Thursday, December 10, 2009

The Simplest Things

Isn't it interesting how somehow the simplest things somehow become the most difficult things. James 4:7-8 reads like this: Submit yourselves, then, to God. Resist the devil and he will flee from you. Come near to God and he will come near to you.

So easy, these verbs, to say, even to understand, but then there is the doing: submit, resist and flee, come near. And I wonder if the first is the hardest, the idea of submitting.

We hang on so fiercely to our rights, our will. We know what we want, and we reserve the right to demand it, to have it, regardless of what God might say in his word. Oh, we say we want God's will, but then we exhaust ourselves finding a way to rationalize what we want. As I write those words, three faces came to mind, three individuals who know what they want is wrong; in their hearts, they acknowledge that their will brings them in conflict with the Word. And they search for a way to explain away Scripture that calls their choices sin.
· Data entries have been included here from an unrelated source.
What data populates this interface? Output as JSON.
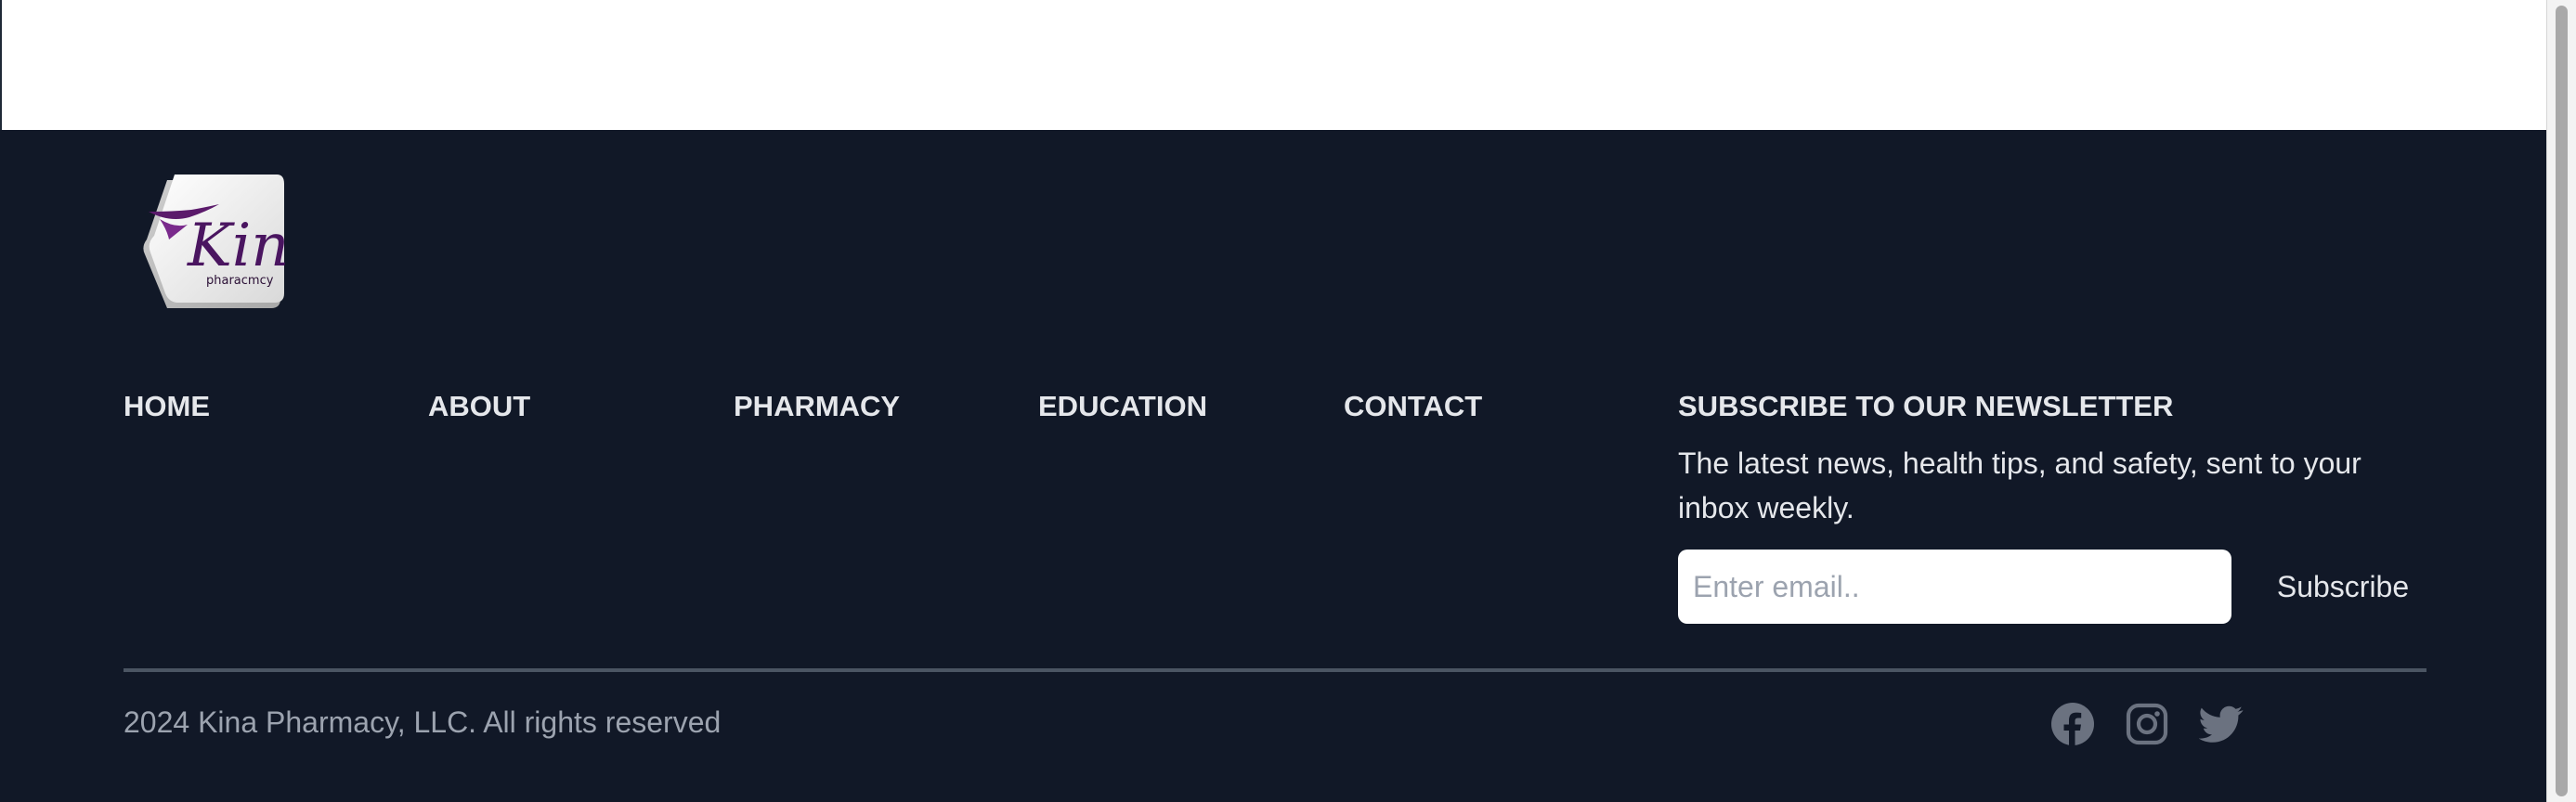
{
  "brand": {
    "logo_name": "Kina",
    "logo_subtext": "pharacmcy"
  },
  "nav": {
    "items": [
      {
        "label": "HOME"
      },
      {
        "label": "ABOUT"
      },
      {
        "label": "PHARMACY"
      },
      {
        "label": "EDUCATION"
      },
      {
        "label": "CONTACT"
      }
    ]
  },
  "newsletter": {
    "title": "SUBSCRIBE TO OUR NEWSLETTER",
    "description": "The latest news, health tips, and safety, sent to your inbox weekly.",
    "email_placeholder": "Enter email..",
    "email_value": "",
    "button_label": "Subscribe"
  },
  "footer": {
    "copyright": "2024 Kina Pharmacy, LLC. All rights reserved",
    "social": [
      {
        "icon": "facebook-icon"
      },
      {
        "icon": "instagram-icon"
      },
      {
        "icon": "twitter-icon"
      }
    ]
  },
  "colors": {
    "footer_bg": "#111827",
    "text_light": "#e5e7eb",
    "text_muted": "#9ca3af",
    "divider": "#4b5563",
    "brand_purple": "#5b1a6b"
  }
}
So this little word submit is really a big word demanding our attention, our concentration to search out what it really means for each of us. Is warfare involved here? My will against God's will? This thing I am struggling with, that I want or want to do, is it filling up the space between God and me, pushing me farther and farther away from him?

All of that in one little word - submit...an amazing conundrum. I must face the reality, the question: am I willing to trust God with my life in exchange for his presence and peace, or do I really just want to bull my way through life, at who knows what cost?

Remember those three people I mentioned earlier? They all chose their own will, and not one of them is happy.